BOISE — University of Idaho’s new ag dean views the state’s upcoming China trade mission as an opportunity for him to further develop relationships with farm industry leaders.
Michael Parrella, who took over as dean of UI’s College of Agricultural and Life Sciences in February, will also be looking to establish ties with China’s research and education institutions during the Oct. 28-Nov. 5 governor’s trade mission.
“I’m a relatively new dean here,” he said. “This trip is important in terms of developing those relationships with the governor, farm commissions and industry.”
A CALS dean has gone on a governor’s trade mission twice in the last 20 years.
Representatives of the state’s potato, milk, wheat and hay industries will join Gov. Butch Otter, a rancher and farmer, on the trip.
“Being able to interact with those commission and industry (representatives) and see them in action can only go toward improving my effectiveness as a dean,” Parrella said.
China is the No. 3 market for Idaho farm products. A total of $62 million worth of agricultural products from the state were sold there in 2015. Idaho ag exports to China peaked at $105 million in 2013.
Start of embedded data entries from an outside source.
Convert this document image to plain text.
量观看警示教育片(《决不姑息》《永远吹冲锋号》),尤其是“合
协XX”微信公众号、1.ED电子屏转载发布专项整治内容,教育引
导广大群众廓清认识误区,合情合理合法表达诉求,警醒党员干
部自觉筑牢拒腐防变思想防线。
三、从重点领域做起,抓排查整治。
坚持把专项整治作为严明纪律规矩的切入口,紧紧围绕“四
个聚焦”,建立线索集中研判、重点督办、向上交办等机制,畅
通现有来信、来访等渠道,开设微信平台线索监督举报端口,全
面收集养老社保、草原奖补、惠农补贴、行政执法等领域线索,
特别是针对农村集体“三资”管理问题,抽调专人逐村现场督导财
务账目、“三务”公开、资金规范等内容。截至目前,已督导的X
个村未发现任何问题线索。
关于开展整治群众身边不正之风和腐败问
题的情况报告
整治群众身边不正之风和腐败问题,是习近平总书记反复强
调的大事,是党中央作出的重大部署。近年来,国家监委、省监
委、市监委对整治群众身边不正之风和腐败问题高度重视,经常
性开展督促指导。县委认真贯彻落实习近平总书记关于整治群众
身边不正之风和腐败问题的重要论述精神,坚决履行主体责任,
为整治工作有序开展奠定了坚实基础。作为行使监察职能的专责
With 1.4 billion people, China is the world’s most populous country. Its 300 million middle-class consumers — a number almost equal to the entire U.S. population — are driving demand for several ag products Idaho specializes in, Otter and several trade mission participants told Capital Press.
While in China, Parrella and Bob Haggerty, CALS director of international programs, will visit education and research institutions and establish and renew contacts with Chinese researchers.
Haggerty is a food scientist who has focused much of his attention on developing and maintaining ties with universities around the world.
“China is a place Idaho needs to be engaged in for both business as well as education and research purposes,” Haggerty said.
Farm industry representatives who will join the trade mission told Capital Press that Otter’s farming experience is valuable during trade mission meetings.
Otter, who owns an 85-acre ranch in Star, spent much of his three-decade career at Idaho-based J.R. Simplot Co. selling potato products internationally.
He served as director of Simplot’s food products division and president of the company’s livestock and international divisions.
“He has phenomenal credibility and he’s a huge help in meetings,” said Seth Pemsler, vice president of the Idaho Potato Commission’s retail and international divisions.